Wer geht zu wem? Architekturstudenten der ETH wählen vor Semesterbeginn ‹ihre› Professur.

Stillschweigende Zunft

Architekten gehen in dieselben Bars und huldigen als Studenten einem Meister, der sich auf Meister bezieht, die sich auf Meister beziehen. Kehren wir zum mittelalterlichen Prinzip der Zünfte zurück?

Das zwölfte Jahrhundert war geprägt vom Entstehen der Zünfte: Handwerker versammelten sich, um die Interessen ihres Berufes lokal zu vertreten. Sie hintertrieben die ausländische Konkurrenz, stellten die Qualität der Produktion sicher und organisierten die Ausbildung der Lehrlinge. Eine Charta bestimmte den hierarchischen Rahmen der Zunft: Lehrlinge wurden einem Meister zugewiesen, von dem sie in die Geheimnisse des Berufs eingeführt werden sollten. In den folgenden Jahrhunderten führte die wachsende Dimension und der gesellschaftliche Einfluss der Zünfte zu zivilen Konflikten. Handwerker widersetzten sich der regierenden adligen Klasse und setzten ihre Anwesenheit im Gemeinderat der Städte durch.

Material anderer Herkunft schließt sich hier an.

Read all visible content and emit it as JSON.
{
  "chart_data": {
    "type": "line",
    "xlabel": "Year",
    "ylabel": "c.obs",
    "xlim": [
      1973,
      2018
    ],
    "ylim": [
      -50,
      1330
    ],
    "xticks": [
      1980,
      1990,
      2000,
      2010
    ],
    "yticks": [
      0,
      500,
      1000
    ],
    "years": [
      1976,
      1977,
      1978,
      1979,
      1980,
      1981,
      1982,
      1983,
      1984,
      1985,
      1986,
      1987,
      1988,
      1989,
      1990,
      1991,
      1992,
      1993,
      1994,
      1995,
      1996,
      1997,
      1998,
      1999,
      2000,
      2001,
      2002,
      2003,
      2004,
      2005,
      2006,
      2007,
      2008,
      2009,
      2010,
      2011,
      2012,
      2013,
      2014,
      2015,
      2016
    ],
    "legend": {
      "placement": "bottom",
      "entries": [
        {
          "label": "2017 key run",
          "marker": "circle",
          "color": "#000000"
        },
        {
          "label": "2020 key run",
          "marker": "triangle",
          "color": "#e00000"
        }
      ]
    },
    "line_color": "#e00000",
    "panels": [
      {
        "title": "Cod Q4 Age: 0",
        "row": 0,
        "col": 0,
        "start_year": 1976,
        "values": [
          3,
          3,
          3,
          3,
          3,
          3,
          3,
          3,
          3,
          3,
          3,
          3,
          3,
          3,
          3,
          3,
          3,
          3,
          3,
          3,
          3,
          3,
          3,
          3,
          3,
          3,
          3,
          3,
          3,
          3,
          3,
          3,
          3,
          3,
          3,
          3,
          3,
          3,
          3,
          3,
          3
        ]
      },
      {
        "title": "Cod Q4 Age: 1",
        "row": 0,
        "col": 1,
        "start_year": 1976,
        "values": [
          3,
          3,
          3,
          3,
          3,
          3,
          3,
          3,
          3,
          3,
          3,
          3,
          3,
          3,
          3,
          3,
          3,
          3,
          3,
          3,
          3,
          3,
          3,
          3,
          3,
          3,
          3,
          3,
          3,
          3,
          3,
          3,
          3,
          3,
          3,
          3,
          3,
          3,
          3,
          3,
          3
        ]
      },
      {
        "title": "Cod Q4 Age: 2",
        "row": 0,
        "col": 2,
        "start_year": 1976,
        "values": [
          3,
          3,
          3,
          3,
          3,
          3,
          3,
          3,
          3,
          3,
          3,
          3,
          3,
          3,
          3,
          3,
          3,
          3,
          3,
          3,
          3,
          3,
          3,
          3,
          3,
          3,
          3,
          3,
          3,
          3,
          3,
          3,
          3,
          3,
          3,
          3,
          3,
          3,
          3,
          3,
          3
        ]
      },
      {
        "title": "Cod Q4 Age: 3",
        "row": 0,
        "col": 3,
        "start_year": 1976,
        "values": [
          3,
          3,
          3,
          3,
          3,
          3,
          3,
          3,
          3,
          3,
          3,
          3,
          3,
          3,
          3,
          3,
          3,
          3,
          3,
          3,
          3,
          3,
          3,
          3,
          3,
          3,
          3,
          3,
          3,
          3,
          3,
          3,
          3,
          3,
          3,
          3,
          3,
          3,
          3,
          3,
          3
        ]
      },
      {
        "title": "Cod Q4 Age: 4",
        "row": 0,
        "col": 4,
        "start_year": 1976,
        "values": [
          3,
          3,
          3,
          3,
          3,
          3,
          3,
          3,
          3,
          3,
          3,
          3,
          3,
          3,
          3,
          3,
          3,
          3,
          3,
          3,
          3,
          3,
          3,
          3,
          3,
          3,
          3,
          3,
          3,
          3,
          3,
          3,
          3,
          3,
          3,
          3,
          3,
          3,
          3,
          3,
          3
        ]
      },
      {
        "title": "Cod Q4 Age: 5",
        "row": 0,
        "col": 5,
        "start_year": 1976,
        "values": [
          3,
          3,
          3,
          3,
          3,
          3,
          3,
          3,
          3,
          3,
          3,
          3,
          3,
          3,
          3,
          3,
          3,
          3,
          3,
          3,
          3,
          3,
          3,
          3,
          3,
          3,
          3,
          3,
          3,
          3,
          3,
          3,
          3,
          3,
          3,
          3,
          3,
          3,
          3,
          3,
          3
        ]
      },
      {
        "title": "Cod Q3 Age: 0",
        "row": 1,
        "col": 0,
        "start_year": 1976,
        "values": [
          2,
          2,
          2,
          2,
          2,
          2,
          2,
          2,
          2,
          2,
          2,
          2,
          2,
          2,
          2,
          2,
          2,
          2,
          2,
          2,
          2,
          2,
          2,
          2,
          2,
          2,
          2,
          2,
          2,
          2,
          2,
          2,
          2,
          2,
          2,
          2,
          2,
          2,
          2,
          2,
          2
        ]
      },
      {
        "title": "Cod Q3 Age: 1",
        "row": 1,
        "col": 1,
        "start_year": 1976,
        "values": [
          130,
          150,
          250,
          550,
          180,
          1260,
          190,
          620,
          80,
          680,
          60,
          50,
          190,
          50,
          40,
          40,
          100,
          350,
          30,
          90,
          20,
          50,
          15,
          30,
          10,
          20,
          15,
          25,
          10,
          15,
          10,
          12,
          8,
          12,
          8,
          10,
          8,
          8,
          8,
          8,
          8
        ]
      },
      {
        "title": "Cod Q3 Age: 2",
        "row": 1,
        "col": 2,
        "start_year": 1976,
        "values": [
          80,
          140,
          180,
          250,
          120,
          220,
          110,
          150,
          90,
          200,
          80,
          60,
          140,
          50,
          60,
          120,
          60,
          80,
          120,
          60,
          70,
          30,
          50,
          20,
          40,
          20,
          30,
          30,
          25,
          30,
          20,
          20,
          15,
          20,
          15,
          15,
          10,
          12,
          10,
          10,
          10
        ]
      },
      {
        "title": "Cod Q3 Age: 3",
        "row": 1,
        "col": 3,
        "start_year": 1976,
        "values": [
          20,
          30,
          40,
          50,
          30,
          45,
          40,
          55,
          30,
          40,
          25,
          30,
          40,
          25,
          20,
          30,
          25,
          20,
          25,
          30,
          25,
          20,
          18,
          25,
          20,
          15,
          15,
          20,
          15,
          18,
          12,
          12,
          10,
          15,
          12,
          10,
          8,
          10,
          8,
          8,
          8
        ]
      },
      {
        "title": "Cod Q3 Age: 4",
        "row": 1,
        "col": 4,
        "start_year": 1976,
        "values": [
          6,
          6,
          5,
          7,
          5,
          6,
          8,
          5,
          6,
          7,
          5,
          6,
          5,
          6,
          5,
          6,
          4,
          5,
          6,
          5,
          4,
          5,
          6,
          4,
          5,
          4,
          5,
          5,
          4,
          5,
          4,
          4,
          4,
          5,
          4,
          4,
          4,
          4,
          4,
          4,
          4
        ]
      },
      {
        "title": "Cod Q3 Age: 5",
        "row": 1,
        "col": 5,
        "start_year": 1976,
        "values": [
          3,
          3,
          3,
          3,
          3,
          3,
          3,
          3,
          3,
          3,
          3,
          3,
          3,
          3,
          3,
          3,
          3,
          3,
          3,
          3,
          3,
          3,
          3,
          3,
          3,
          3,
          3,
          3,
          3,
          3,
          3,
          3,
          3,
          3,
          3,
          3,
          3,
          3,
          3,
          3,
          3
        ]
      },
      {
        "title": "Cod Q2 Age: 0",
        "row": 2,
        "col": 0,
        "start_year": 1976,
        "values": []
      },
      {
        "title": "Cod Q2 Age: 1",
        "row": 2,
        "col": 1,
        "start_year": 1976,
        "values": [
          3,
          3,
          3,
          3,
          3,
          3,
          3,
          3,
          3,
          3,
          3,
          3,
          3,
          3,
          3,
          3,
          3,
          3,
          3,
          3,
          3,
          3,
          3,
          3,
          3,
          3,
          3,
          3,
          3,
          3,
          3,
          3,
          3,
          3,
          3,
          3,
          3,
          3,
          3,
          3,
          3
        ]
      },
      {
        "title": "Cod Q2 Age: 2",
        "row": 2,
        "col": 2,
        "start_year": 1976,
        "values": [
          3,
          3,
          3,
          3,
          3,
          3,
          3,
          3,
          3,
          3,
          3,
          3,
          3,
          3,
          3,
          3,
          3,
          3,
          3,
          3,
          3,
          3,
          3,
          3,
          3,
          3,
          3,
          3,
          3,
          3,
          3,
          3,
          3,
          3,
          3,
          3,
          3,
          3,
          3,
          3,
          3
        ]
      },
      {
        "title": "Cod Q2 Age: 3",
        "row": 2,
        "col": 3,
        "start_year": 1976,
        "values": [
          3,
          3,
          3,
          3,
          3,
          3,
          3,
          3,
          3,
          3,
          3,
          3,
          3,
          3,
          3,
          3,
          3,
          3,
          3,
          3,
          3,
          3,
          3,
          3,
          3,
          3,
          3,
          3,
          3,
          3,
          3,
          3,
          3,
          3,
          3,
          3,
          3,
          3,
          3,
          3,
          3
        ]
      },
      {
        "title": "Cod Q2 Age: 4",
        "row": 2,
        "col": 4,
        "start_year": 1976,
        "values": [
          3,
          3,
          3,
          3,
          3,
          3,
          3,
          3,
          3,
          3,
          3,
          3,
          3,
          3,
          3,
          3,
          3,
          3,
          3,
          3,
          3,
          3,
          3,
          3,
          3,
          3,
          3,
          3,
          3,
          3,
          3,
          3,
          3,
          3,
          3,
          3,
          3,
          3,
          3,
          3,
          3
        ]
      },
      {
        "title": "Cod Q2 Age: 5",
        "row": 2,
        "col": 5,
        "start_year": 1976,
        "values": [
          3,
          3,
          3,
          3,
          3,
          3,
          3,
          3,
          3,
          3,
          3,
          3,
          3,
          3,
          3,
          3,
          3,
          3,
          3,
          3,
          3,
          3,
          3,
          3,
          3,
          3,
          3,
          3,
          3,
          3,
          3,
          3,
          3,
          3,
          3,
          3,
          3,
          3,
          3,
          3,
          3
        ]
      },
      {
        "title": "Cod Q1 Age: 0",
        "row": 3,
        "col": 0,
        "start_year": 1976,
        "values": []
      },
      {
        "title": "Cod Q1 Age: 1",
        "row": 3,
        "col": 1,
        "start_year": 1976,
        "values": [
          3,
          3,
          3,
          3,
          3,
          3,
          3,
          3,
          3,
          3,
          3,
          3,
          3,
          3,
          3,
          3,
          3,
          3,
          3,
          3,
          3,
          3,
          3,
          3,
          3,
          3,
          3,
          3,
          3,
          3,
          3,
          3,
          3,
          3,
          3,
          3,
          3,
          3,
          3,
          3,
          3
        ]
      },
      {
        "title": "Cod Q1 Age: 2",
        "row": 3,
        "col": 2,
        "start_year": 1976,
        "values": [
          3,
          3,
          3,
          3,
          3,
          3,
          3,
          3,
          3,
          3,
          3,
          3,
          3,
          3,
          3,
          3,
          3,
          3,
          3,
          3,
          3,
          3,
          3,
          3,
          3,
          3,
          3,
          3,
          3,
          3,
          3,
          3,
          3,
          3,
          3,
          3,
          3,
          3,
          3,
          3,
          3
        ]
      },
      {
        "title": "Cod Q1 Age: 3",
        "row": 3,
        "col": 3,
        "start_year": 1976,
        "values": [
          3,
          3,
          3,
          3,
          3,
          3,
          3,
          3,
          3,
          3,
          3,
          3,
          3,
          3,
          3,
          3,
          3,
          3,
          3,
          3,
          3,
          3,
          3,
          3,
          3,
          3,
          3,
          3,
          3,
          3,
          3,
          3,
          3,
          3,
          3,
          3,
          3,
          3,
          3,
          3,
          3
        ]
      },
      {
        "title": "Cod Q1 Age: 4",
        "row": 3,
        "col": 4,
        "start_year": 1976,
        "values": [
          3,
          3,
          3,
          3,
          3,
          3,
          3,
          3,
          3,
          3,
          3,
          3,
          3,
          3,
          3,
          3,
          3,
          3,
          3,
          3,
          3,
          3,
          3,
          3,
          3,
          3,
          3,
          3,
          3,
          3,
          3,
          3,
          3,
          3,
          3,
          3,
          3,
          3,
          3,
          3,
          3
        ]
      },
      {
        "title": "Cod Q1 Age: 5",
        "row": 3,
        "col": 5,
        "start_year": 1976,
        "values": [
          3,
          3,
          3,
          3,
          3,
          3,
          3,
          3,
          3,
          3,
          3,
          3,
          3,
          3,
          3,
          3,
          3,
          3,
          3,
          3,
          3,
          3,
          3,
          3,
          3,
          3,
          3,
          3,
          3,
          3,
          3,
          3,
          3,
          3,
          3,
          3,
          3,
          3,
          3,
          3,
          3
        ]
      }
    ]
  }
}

Der Übergang vom Mittelalter zur Renaissance und die Wiederentdeckung der Antike haben das Zunftsystem nicht gestürzt. Tatsächlich begünstigte er es und den Meistern wurde ein noch höherer Einfluss zuteil. Brunelleschis Ideen der Norm, der Modularität, der Wiederholung und der Abstraktion, erlaubten es, die Bauverwaltung der Zünfte zu durchbrechen und das architektonische Projekt in die Händen einer einzelnen Figur zu legen. Er erfand die Rolle des Architekten, und überholte damit die Macht der Zünfte. Deleuzes Definition eines ‹Stylists› beschreibt diese neue Figur treffend, als jemanden, der einen starken persönlichen Einfluss auf die Sprache ausübt. Die Werke von Bramante, Michelangelo oder Raphael wurden absolute Referenzen für die gesamte Künstler- und Architektengemeinschaft. Man könnte sie mit heutigen Figuren wie Raf Simons von Calvin Klein oder Maria Grazia Chiuri von Dior vergleichen, die die Regeln der gesamten Modewelt diktieren.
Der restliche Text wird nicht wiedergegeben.